Я почувствовал себя убийцей. Снова.

Воздействовать на прорицателя меня просил Феликс. Адриан не был моей жертвой. Нет, был, конечно, но выбрал его не я. Учитель принес однажды пуговицу и велел внести кое-какие мелкие изменения в сознание жертвы. Я сделал это. Легко, не задумываясь. Такое элементарное касание. Я забыл о нем, едва выполнив. Я даже не знал, что парень — потенциальный оракул. Вернее, не дал себе труда узнать, потому что был занят другим интересным, сложным, захватывающим делом.

Я хотел сказать об этом Талии, но не сказал. Не стал оправдываться. Все равно оправдания не было.

— Я могу все исправить.

— Почему же не исправил раньше? — горько спросила харита.

— Я делал это. Каждый день, но…

Я мог справиться со всем, кроме смерти. Помню, как сидел, перебирая пуговицы, но за каждой, почти за каждой была тьма. Тогда я старался вылечить кого-то другого, или сделать немного счастливее, или спасти от атаки дэймоса. Другого дэймоса.

— Собирайся, Аметил, — сказала Талия, аккуратно складывая мои рисунки. — Времени у нас не так много.

До остановки «Нота» я добирался сам. Очнувшись дома и поняв, что все произошедшее было лишь сном.

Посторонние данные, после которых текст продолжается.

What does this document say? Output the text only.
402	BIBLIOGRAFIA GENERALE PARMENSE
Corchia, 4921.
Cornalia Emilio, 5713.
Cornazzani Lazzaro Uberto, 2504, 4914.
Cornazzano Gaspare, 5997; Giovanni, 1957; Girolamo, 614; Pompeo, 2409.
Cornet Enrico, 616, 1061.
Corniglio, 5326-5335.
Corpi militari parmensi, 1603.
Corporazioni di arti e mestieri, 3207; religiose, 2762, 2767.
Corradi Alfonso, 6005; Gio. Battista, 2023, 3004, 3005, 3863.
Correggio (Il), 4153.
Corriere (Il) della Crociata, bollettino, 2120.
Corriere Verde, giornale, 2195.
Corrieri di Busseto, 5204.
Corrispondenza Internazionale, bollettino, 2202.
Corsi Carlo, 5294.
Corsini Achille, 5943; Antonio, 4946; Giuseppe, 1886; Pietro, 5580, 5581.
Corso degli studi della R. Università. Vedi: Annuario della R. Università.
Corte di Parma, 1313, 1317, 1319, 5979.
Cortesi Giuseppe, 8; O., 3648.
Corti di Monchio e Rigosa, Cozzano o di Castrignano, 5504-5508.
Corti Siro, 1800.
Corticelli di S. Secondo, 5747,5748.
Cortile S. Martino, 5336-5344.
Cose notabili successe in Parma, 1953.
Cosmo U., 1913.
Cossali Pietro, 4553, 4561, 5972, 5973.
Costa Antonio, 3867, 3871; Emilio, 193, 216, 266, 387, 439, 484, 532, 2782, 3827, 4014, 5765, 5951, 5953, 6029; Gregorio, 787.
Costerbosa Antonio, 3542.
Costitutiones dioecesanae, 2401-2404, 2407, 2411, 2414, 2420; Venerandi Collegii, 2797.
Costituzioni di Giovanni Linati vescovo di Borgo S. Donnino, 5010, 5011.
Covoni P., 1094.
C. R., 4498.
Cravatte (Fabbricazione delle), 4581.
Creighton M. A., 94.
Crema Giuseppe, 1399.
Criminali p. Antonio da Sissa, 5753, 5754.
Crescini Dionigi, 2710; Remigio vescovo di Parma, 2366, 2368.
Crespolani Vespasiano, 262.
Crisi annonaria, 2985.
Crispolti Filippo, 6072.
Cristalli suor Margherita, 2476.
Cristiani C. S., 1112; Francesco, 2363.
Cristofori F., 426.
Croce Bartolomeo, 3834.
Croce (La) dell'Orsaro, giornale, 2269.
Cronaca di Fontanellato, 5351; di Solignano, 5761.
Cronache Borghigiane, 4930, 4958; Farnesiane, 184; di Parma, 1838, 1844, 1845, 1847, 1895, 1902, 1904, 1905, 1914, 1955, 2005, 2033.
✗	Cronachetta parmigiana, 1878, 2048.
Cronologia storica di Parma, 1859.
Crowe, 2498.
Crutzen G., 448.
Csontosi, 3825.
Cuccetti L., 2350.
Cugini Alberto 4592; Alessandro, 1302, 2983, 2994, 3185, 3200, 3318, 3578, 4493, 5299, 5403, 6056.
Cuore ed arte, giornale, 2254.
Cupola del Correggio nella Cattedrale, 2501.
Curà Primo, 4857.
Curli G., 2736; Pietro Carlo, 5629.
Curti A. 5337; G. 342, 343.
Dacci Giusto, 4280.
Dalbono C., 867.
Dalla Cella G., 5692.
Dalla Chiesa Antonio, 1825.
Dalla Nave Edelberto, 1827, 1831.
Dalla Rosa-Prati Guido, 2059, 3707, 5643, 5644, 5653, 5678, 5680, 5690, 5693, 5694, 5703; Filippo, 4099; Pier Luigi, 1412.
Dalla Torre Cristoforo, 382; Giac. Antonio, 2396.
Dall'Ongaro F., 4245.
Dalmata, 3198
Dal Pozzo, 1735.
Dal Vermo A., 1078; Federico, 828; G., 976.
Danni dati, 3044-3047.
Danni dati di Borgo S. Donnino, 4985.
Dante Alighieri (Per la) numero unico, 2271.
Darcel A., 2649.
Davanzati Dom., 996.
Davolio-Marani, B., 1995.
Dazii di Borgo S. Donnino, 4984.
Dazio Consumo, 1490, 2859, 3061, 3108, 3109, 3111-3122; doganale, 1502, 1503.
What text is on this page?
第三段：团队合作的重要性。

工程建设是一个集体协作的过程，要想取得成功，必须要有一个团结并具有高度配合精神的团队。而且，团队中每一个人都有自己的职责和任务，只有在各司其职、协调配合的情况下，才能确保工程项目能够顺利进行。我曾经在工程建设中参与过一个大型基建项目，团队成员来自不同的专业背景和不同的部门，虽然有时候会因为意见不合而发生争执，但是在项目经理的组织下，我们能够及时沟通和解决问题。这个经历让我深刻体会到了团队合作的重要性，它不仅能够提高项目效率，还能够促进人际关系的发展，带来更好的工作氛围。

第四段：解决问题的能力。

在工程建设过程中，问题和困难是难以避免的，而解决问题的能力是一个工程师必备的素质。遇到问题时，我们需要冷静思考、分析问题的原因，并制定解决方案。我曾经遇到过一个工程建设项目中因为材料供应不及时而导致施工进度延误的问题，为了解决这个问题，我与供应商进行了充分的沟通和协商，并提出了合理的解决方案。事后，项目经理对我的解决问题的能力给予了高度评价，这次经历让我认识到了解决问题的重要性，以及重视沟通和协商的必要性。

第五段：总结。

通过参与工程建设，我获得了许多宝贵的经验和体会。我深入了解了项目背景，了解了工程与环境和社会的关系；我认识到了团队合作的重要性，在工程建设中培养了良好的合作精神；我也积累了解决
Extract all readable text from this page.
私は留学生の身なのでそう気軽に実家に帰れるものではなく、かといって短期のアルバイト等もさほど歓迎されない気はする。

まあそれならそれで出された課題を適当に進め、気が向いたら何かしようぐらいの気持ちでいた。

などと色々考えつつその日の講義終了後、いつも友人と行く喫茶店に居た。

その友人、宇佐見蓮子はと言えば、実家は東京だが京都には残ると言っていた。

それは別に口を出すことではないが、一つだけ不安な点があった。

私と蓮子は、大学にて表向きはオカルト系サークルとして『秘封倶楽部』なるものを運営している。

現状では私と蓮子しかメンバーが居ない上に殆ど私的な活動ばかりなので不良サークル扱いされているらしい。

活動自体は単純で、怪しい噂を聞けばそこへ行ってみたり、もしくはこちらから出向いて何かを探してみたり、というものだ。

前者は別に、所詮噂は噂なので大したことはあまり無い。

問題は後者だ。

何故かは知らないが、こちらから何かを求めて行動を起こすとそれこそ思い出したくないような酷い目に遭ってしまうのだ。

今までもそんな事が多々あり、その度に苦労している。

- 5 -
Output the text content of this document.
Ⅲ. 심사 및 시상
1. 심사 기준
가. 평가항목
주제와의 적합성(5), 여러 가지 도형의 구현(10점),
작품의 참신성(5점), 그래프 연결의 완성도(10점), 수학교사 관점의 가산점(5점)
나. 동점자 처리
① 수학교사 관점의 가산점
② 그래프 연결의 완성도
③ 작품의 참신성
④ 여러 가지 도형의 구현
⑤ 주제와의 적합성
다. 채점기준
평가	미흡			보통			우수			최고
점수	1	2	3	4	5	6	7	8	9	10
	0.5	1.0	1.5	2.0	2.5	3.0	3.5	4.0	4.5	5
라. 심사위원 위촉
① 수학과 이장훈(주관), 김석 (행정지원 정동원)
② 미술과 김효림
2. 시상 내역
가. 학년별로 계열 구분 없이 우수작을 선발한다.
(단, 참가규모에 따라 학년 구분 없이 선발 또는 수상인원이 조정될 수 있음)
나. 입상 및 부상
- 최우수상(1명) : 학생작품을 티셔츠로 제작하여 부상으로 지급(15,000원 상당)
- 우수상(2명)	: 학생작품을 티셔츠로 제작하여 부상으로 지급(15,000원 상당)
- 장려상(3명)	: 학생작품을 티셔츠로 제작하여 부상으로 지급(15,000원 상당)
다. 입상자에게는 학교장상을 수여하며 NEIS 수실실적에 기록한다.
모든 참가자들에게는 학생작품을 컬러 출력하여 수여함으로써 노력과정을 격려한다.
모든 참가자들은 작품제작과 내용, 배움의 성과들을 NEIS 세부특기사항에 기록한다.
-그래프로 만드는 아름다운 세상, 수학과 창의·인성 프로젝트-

Харита и впрямь умела замечательно скрывать одну реальность в другой, смешивать явь со сновидением. Я получил, в каком-то смысле, то, о чем мечтал всегда, — иллюзию, созданную ее воображением, но сейчас отчего-то был совершенно не рад этому. Хотя и понимал, что, конечно, у одного из членов Пятиглава действительно нет времени на то, чтобы навещать меня лично.

До отправления экспресса оставалось еще полчаса. Чувствуя себя Сизифом, вынужденным бесконечно повторять одну и ту же тяжелую работу, я вошел в здание вокзала. Он работал круглосуточно, чтобы припозднившиеся пассажиры могли отдохнуть, погреться и перекусить. Небольшой уютный зал, освещенный светильниками, выкованными в виде факелов. Они отражались в гладком зеркальном полу, словно в неподвижном утреннем озере.

Автоматы с напитками помаргивали зелеными огоньками. Я плюхнулся в кресло возле окна, за невысоким оливковым деревом в кадке, и прислонился виском к стеклу. Я занят тем, что вкатываю на гору камень, он летит вниз, готовый расшибить меня же самого по пути, — и я снова стремлюсь к подножию, чтобы затащить его обратно. Вполне понятная аналогия — пока разбираешься с одним дэймосом, на его месте появляется второй. Потом снова возвращается первый, хотя ты пребывал в блаженной уверенности, что с ним давно покончено. Впрочем, в этом занятии тоже есть плюсы. Пока вприпрыжку бежишь вниз с горы — отдыхаешь. Я усмехнулся, удобнее устраиваясь в кресле.